The LA City Council voted by 14-0 to outlaw their use in indoor workplaces, outdoor dining areas, parks, recreational areas, beaches, bars and nightclubs where lighting up is banned.
"Vaping" lounges and stores will be exempted, in line with cigar and hookah lounges where tobacco smoking is allowed, as will using e-cigarettes for "theatrical purposes".
The battery-powered devices, marketed as aids to quit smoking, allow users to inhale a nicotine-laced vapour, but experts say not enough is known about the effect of the chemicals involved, on smokers or those around them.
"Safer does not mean safe," said the LA County's public health director Dr Jonathan Fielding. "Although they are less harmful than traditional cigarettes, some e-cigarettes contain some health risks."
He said e-cigarettes had grown into a "US$1.5 billion industry that has caught the attention of big tobacco which historically has had scant regard for public health".
Last December, New York City extended its strict smoking ban to e-cigarettes, barring them from bars, restaurants, parks, beaches and other public places.

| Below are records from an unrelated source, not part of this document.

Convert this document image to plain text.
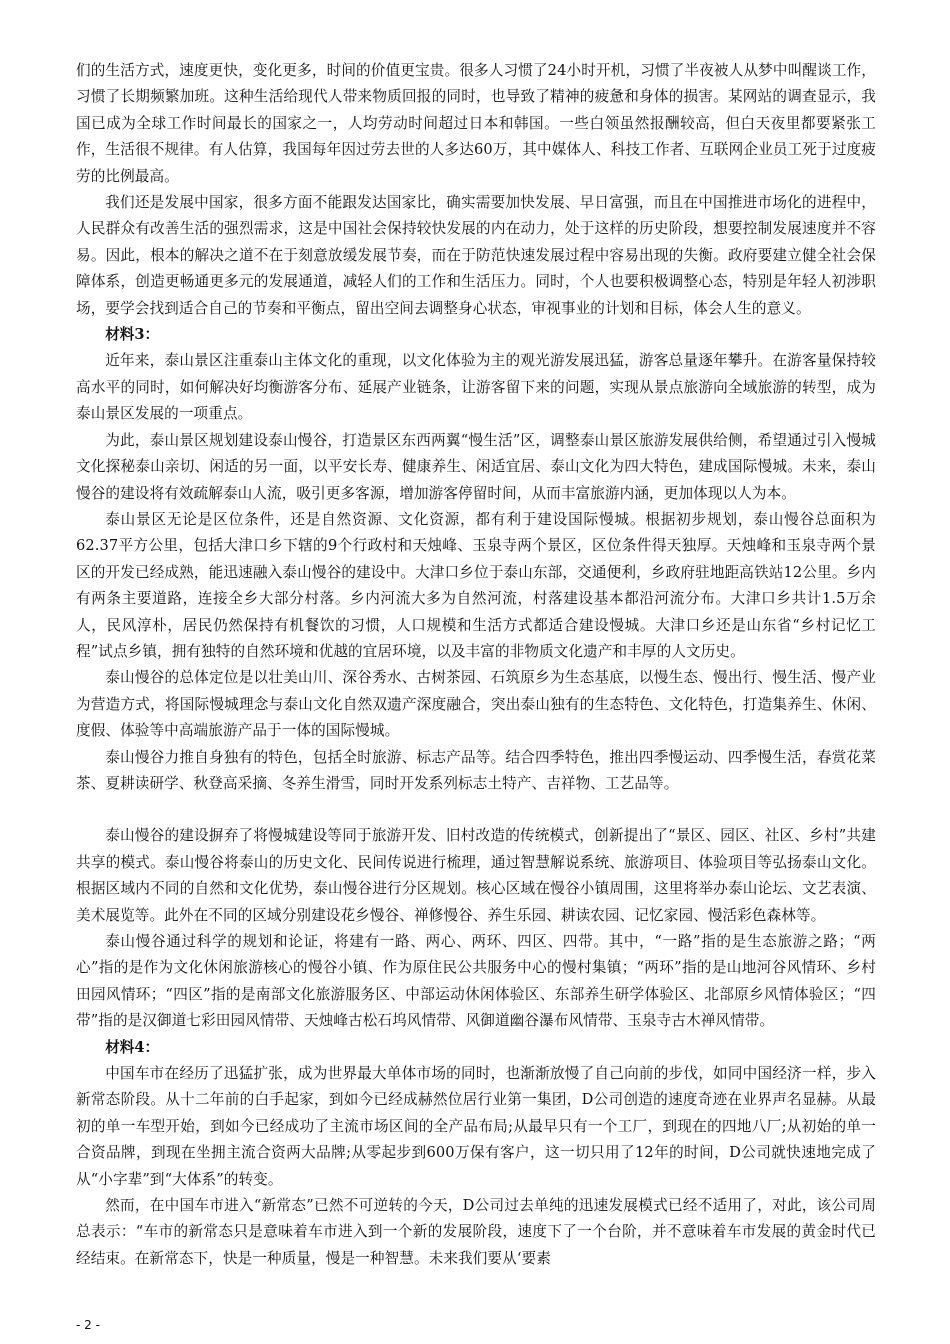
们的生活方式，速度更快，变化更多，时间的价值更宝贵。很多人习惯了24小时开机，习惯了半夜被人从梦中叫醒谈工作，习惯了长期频繁加班。这种生活给现代人带来物质回报的同时，也导致了精神的疲惫和身体的损害。某网站的调查显示，我国已成为全球工作时间最长的国家之一，人均劳动时间超过日本和韩国。一些白领虽然报酬较高，但白天夜里都要紧张工作，生活很不规律。有人估算，我国每年因过劳去世的人多达60万，其中媒体人、科技工作者、互联网企业员工死于过度疲劳的比例最高。

我们还是发展中国家，很多方面不能跟发达国家比，确实需要加快发展、早日富强，而且在中国推进市场化的进程中，人民群众有改善生活的强烈需求，这是中国社会保持较快发展的内在动力，处于这样的历史阶段，想要控制发展速度并不容易。因此，根本的解决之道不在于刻意放缓发展节奏，而在于防范快速发展过程中容易出现的失衡。政府要建立健全社会保障体系，创造更畅通更多元的发展通道，减轻人们的工作和生活压力。同时，个人也要积极调整心态，特别是年轻人初涉职场，要学会找到适合自己的节奏和平衡点，留出空间去调整身心状态，审视事业的计划和目标，体会人生的意义。

材料3：

近年来，泰山景区注重泰山主体文化的重现，以文化体验为主的观光游发展迅猛，游客总量逐年攀升。在游客量保持较高水平的同时，如何解决好均衡游客分布、延展产业链条，让游客留下来的问题，实现从景点旅游向全域旅游的转型，成为泰山景区发展的一项重点。

为此，泰山景区规划建设泰山慢谷，打造景区东西两翼“慢生活”区，调整泰山景区旅游发展供给侧，希望通过引入慢城文化探秘泰山亲切、闲适的另一面，以平安长寿、健康养生、闲适宜居、泰山文化为四大特色，建成国际慢城。未来，泰山慢谷的建设将有效疏解泰山人流，吸引更多客源，增加游客停留时间，从而丰富旅游内涵，更加体现以人为本。

泰山景区无论是区位条件，还是自然资源、文化资源，都有利于建设国际慢城。根据初步规划，泰山慢谷总面积为62.37平方公里，包括大津口乡下辖的9个行政村和天烛峰、玉泉寺两个景区，区位条件得天独厚。天烛峰和玉泉寺两个景区的开发已经成熟，能迅速融入泰山慢谷的建设中。大津口乡位于泰山东部，交通便利，乡政府驻地距高铁站12公里。乡内有两条主要道路，连接全乡大部分村落。乡内河流大多为自然河流，村落建设基本都沿河流分布。大津口乡共计1.5万余人，民风淳朴，居民仍然保持有机餐饮的习惯，人口规模和生活方式都适合建设慢城。大津口乡还是山东省“乡村记忆工程”试点乡镇，拥有独特的自然环境和优越的宜居环境，以及丰富的非物质文化遗产和丰厚的人文历史。

泰山慢谷的总体定位是以壮美山川、深谷秀水、古树茶园、石筑原乡为生态基底，以慢生态、慢出行、慢生活、慢产业为营造方式，将国际慢城理念与泰山文化自然双遗产深度融合，突出泰山独有的生态特色、文化特色，打造集养生、休闲、度假、体验等中高端旅游产品于一体的国际慢城。

泰山慢谷力推自身独有的特色，包括全时旅游、标志产品等。结合四季特色，推出四季慢运动、四季慢生活，春赏花菜茶、夏耕读研学、秋登高采摘、冬养生滑雪，同时开发系列标志土特产、吉祥物、工艺品等。

泰山慢谷的建设摒弃了将慢城建设等同于旅游开发、旧村改造的传统模式，创新提出了“景区、园区、社区、乡村”共建共享的模式。泰山慢谷将泰山的历史文化、民间传说进行梳理，通过智慧解说系统、旅游项目、体验项目等弘扬泰山文化。根据区域内不同的自然和文化优势，泰山慢谷进行分区规划。核心区域在慢谷小镇周围，这里将举办泰山论坛、文艺表演、美术展览等。此外在不同的区域分别建设花乡慢谷、禅修慢谷、养生乐园、耕读农园、记忆家园、慢活彩色森林等。

泰山慢谷通过科学的规划和论证，将建有一路、两心、两环、四区、四带。其中，“一路”指的是生态旅游之路；“两心”指的是作为文化休闲旅游核心的慢谷小镇、作为原住民公共服务中心的慢村集镇；“两环”指的是山地河谷风情环、乡村田园风情环；“四区”指的是南部文化旅游服务区、中部运动休闲体验区、东部养生研学体验区、北部原乡风情体验区；“四带”指的是汉御道七彩田园风情带、天烛峰古松石坞风情带、风御道幽谷瀑布风情带、玉泉寺古木禅风情带。

材料4：

中国车市在经历了迅猛扩张，成为世界最大单体市场的同时，也渐渐放慢了自己向前的步伐，如同中国经济一样，步入新常态阶段。从十二年前的白手起家，到如今已经成赫然位居行业第一集团，D公司创造的速度奇迹在业界声名显赫。从最初的单一车型开始，到如今已经成功了主流市场区间的全产品布局;从最早只有一个工厂，到现在的四地八厂;从初始的单一合资品牌，到现在坐拥主流合资两大品牌;从零起步到600万保有客户，这一切只用了12年的时间，D公司就快速地完成了从“小字辈”到“大体系”的转变。

然而，在中国车市进入“新常态”已然不可逆转的今天，D公司过去单纯的迅速发展模式已经不适用了，对此，该公司周总表示：“车市的新常态只是意味着车市进入到一个新的发展阶段，速度下了一个台阶，并不意味着车市发展的黄金时代已经结束。在新常态下，快是一种质量，慢是一种智慧。未来我们要从‘要素

- 2 -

The industry has exploded in the United States, doubling turnover in one year to US$1 billion-US$1.7 billion at the end of last year, according to financial group Wells Fargo. Sales grew ninefold between 2010 and 2012, studies suggest.
Regulation varies from state to state in the US, but they are often banned on planes or trains.
In Europe several countries have banned e-cigarettes wherever tobacco smoking is banned, while others outlaw sales to children.
E-cigarettes are banned in several Latin American countries, while in Asia there is relatively little interest in countries where tobacco is cheap.